In the 15 months since the ICU opened, early numbers show better patient outcomes and high rates of patient satisfaction. Nurses also report feeling more fulfilled with their work. Samuels says the two are related.
"Nurses form the bedrock of patient care," Samuels says. "They're the ones who are at the patients' bedside 24-7. You've heard the saying, ‘A happy wife is a happy life?' Well, a satisfied nurse makes for a happy patient and family."
Evidence-based design allows Emory's nurses to spend less time running from supply closet to supply closet looking for the equipment they need, Quintero says. This means they are less stressed and able to spend more time caring for patients. And the more time they spend with patients, the more likely they are to notice a change in a patient's condition or an early sign of infection.
Of course, not every hospital can afford to build a brand new ICU, but D. Kirk Hamilton, FAIA, FACHA, associate professor of architecture at Texas A&M University in College Station, says changes don't have to be dramatic to bring change.

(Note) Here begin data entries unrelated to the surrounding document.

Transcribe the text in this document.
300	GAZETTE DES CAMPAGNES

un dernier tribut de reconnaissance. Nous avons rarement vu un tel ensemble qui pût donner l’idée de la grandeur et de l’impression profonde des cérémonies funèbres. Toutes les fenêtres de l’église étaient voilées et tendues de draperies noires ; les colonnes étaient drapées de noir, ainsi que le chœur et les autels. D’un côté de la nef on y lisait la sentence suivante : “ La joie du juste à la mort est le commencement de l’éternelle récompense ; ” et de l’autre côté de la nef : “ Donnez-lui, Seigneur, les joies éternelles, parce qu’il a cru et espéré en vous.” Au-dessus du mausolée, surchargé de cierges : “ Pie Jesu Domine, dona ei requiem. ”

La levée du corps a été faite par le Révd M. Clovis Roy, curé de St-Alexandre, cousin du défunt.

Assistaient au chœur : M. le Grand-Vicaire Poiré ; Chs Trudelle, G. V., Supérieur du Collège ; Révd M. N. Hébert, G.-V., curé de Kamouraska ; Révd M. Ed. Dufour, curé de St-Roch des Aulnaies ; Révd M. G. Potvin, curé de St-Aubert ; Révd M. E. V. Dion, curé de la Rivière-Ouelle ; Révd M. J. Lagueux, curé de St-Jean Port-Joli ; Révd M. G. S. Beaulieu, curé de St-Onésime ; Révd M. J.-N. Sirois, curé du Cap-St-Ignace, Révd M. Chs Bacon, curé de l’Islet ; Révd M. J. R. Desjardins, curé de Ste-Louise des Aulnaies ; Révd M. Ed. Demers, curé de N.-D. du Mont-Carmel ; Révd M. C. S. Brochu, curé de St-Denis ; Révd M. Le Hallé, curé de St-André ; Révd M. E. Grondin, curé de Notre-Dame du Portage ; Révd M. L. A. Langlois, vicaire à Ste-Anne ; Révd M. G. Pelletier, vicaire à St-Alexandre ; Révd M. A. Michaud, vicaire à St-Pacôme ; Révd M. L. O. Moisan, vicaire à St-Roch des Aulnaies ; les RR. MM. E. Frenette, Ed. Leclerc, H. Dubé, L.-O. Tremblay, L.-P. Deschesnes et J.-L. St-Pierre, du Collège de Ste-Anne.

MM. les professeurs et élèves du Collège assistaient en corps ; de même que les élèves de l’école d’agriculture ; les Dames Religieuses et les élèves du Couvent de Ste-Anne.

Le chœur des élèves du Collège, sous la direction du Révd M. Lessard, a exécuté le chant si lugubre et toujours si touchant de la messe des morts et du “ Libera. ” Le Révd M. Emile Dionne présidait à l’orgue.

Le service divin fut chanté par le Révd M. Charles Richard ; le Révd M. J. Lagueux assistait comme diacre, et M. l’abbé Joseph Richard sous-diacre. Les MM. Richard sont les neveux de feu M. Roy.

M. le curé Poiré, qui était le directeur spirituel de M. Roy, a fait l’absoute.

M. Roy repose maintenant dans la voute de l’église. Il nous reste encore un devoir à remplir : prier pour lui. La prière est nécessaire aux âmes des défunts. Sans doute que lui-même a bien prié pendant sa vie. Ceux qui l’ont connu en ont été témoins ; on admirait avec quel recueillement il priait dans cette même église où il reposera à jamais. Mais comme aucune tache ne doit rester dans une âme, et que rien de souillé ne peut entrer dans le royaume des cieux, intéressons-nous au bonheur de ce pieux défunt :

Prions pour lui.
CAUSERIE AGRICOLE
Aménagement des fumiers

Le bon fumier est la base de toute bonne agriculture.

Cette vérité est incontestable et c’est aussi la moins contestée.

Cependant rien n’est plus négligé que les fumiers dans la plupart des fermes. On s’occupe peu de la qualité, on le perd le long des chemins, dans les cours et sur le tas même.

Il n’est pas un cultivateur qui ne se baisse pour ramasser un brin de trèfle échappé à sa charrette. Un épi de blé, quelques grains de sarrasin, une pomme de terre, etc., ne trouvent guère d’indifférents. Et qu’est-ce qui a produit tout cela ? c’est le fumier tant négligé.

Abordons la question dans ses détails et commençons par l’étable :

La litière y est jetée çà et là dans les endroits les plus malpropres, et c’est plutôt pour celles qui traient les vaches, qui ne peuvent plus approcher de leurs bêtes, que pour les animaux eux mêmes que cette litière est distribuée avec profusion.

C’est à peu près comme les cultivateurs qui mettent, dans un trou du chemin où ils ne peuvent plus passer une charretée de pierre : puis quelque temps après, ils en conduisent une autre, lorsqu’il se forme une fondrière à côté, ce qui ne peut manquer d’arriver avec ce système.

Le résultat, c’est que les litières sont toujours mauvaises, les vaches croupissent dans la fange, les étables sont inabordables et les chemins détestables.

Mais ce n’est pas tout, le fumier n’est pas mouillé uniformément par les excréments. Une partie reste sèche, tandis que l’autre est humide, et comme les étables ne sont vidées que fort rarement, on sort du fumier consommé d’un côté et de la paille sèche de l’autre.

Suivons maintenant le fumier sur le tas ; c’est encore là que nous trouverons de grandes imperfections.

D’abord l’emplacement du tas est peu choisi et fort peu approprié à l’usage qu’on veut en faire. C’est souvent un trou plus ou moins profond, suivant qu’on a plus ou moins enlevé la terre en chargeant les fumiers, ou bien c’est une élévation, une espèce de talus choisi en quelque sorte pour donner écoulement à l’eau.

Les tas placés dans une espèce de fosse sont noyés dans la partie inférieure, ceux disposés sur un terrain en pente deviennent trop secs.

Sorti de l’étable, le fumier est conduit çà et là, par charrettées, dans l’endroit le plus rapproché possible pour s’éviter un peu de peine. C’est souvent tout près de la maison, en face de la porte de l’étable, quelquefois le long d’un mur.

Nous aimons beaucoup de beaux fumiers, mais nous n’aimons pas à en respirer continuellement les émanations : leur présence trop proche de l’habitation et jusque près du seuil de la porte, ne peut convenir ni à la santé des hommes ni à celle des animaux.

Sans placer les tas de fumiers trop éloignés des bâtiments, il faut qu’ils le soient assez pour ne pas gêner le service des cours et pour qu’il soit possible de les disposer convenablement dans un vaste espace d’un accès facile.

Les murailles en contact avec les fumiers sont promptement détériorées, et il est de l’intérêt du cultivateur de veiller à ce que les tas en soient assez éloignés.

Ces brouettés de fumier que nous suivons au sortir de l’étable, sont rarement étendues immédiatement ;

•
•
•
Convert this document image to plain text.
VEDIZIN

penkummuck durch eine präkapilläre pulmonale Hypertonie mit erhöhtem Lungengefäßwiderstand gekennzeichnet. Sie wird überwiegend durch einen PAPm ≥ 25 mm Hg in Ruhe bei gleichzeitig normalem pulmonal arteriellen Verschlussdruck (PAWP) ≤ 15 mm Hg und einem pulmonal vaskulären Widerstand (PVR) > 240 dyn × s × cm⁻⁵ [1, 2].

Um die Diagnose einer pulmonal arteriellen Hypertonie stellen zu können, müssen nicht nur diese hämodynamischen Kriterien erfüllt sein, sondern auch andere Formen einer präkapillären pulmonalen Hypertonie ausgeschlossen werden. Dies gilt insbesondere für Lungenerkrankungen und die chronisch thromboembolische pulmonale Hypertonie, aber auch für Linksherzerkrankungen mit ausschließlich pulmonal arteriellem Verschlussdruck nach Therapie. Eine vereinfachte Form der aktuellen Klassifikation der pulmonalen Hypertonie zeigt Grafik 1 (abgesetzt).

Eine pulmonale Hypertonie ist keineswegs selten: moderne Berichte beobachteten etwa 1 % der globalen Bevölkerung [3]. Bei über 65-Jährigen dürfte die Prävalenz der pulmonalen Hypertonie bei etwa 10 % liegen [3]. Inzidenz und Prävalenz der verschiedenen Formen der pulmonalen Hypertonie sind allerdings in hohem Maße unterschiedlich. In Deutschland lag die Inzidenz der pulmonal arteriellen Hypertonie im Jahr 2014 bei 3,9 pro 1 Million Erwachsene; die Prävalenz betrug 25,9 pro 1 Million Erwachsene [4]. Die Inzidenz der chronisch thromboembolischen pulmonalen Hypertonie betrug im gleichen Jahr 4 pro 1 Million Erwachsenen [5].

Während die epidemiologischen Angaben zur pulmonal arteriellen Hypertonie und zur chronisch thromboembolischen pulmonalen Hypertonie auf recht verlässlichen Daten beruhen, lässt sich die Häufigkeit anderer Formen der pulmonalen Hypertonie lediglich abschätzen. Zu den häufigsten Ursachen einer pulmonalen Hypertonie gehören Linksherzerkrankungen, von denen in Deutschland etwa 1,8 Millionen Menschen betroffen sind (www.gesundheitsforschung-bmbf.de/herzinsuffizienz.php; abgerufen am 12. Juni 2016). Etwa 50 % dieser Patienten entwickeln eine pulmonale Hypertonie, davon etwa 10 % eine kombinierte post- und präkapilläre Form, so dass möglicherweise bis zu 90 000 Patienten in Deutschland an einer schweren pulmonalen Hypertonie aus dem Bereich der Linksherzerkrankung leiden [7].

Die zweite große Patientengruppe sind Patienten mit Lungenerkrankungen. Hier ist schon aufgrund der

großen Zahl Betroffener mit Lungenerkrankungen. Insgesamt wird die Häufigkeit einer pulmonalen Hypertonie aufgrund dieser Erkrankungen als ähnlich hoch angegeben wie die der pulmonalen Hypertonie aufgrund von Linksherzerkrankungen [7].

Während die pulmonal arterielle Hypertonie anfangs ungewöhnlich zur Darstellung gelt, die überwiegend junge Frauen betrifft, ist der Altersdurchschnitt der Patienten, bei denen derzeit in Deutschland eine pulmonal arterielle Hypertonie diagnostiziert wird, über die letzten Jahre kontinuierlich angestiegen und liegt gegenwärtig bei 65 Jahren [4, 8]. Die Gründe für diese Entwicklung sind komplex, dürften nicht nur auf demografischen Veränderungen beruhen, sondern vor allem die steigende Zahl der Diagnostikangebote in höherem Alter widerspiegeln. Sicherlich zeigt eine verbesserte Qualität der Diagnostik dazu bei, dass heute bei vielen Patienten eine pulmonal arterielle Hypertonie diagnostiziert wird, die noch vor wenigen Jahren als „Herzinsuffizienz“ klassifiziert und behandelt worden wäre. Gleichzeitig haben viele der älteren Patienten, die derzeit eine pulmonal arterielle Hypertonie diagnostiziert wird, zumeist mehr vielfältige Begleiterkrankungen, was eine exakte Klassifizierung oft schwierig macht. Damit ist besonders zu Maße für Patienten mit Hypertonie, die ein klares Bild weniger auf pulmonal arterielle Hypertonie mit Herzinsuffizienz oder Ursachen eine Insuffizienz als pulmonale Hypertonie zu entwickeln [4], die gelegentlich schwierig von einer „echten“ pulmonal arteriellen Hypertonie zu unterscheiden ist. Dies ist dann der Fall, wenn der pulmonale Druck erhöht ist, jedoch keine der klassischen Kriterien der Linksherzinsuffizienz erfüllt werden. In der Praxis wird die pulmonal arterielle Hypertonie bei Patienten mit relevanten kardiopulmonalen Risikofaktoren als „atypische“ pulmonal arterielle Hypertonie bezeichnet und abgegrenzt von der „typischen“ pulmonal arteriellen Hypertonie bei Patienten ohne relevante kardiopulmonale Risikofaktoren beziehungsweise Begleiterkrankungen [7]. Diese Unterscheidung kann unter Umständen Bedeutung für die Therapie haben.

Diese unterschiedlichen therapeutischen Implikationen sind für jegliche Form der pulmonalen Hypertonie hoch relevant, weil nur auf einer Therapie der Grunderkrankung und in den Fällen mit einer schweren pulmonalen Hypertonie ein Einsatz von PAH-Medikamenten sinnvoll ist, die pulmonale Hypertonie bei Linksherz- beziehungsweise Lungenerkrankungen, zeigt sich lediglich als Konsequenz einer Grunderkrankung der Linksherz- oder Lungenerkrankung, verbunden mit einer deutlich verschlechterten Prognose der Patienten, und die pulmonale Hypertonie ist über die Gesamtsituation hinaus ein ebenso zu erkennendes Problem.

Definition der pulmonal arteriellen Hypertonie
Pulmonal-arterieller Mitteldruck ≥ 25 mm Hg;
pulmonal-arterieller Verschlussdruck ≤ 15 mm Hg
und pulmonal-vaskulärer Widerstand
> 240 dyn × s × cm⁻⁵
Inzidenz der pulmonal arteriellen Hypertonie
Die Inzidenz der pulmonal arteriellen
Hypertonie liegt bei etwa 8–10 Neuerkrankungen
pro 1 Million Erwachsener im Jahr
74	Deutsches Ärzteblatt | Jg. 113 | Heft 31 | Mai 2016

"Little things can be tremendous," Hamilton says, adding that whether it's a well-stocked cart of supplies in each patient's room or supply closets moved to more centralized locations, reorganization can help make quality care more attainable.
"If there's a crisis and you can't find whatever it is you need, it's a safety issue," Hamilton says. "If things aren't consistently located where they belong, it's not good practice."
There's evidence to support that a "noninstitutional" hospital environment can also do wonders to relieve staff stress and put the patient in a more healing state of mind, he says. Several years ago, he walked into a unit of a hospital that had been recently renovated and included plants, wood trim, soothing paint colors, and non-institutional furniture.
"They were items that were relatively trivial in terms of cost changes to the physical facility, yet they were profound in terms of the message they sent to those who observed them," he says.